The article questions whether AI is the ultimate productivity hack it’s claimed to be, arguing that the speed it offers can be an illusion. While AI provides a satisfying ‘dopamine hit’ by quickly generating drafts and eliminating the ‘blank page’ problem, this feeling of acceleration doesn’t always translate into real, measurable productivity gains.
Key Arguments and Findings
The core issue is a dangerous mismatch between perceived and actual productivity. The author cites several studies to support this: an MIT study found 95% of corporate GenAI pilots produced little to no measurable impact, and a separate study showed experienced coders actually took 19% longer to complete tasks with AI assistants, despite feeling more productive. Research from McKinsey also suggests AI excels at ‘shallow work’ (like summarizing documents) but its benefits diminish for complex tasks requiring deep thought.

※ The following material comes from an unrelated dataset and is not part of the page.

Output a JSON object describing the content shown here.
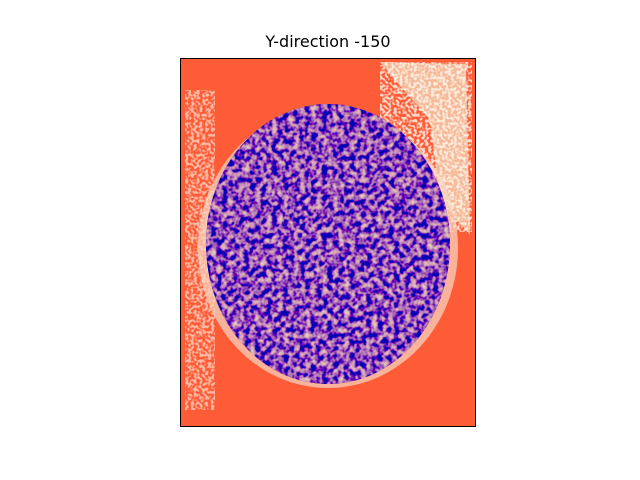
{
  "title": "Y-direction -150"
}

This phenomenon is described as the ‘90% mirage’: AI gets you most of the way there, but the final 10%—which involves expert review, error correction, and refinement—can consume all the time you initially saved. Experts advise treating AI like an ‘intern’—useful for initial drafts and low-level work but unreliable without expert supervision, as its outputs are probabilistic and prone to errors or ‘hallucinations’.
Conclusions and Takeaways
Instead of blindly handing over tasks, users should remain in the ‘driver’s seat’. The article proposes four rules for using AI effectively:
- Be the subject matter expert: You need to be able to identify and fix AI’s errors.
- Use AI as a draft partner, not a finisher: It’s best for overcoming inertia and brainstorming, not for final delivery.

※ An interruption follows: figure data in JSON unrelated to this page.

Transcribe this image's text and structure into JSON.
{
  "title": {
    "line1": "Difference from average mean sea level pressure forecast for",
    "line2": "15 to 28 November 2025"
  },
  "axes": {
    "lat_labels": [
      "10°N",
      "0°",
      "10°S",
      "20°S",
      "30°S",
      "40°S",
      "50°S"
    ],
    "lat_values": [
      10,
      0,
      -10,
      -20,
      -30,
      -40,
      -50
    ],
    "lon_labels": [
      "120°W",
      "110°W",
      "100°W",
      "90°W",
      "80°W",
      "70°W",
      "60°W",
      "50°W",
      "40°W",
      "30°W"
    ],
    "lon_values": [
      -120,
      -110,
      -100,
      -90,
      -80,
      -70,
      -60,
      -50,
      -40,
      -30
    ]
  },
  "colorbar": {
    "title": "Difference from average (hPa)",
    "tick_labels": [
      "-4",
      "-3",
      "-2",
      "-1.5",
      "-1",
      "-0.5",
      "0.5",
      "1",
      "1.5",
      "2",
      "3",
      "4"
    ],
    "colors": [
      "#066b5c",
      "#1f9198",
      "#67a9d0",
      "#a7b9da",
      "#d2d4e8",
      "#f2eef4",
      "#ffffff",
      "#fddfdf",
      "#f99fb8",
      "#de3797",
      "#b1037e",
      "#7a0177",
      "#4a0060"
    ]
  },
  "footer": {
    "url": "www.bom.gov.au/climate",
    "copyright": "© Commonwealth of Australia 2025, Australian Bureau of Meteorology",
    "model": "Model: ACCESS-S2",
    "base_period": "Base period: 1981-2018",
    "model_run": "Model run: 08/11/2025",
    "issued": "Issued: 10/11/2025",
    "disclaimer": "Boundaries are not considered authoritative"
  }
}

- Automate shallow work to protect deep work: Use AI for routine tasks to free up mental energy for high-value thinking.
- Track actual outcomes: Measure whether AI is truly saving time and improving results, rather than just relying on the feeling of speed.

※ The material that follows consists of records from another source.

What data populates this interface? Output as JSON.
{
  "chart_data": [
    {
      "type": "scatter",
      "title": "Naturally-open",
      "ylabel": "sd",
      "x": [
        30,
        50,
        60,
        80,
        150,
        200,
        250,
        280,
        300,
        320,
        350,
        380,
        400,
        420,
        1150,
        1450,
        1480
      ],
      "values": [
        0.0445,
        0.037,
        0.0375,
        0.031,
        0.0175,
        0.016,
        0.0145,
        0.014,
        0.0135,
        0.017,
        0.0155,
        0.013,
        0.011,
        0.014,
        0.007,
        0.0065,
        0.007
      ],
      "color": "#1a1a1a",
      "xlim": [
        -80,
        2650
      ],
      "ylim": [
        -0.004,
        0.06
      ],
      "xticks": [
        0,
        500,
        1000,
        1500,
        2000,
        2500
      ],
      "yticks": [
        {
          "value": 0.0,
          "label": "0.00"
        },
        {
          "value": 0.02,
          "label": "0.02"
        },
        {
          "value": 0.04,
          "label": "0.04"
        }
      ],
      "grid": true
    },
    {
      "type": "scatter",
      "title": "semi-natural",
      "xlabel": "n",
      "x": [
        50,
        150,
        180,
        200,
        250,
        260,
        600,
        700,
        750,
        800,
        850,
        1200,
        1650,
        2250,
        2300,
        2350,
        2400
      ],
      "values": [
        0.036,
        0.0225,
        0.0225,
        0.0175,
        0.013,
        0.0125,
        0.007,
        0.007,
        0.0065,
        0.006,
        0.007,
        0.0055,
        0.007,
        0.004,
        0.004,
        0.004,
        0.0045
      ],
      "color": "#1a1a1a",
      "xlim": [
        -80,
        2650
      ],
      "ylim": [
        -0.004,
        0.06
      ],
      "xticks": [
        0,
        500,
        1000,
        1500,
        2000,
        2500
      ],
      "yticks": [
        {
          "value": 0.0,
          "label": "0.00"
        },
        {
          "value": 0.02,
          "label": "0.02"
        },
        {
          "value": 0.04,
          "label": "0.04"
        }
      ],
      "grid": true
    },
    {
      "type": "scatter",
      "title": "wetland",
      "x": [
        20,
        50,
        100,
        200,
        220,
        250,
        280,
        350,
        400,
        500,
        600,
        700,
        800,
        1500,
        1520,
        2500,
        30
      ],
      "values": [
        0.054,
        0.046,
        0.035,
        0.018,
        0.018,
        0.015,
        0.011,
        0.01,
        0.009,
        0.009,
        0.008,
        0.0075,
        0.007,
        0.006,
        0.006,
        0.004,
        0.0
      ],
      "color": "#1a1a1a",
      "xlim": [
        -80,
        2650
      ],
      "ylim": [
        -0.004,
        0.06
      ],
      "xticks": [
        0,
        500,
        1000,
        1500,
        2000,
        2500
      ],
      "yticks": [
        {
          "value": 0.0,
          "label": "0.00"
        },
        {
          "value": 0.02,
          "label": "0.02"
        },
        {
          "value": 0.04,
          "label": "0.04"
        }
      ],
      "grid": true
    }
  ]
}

Ultimately, productivity is still a human responsibility. Foundational skills like prioritization and time management are essential, and AI is simply a tool that can amplify chaos or focus, depending on how it’s wielded.
Mentoring question
Reflecting on your own workflow, where might the ‘90% mirage’ be costing you time, and what is one ‘shallow’ task you could strategically delegate to AI to protect your time for more valuable ‘deep work’?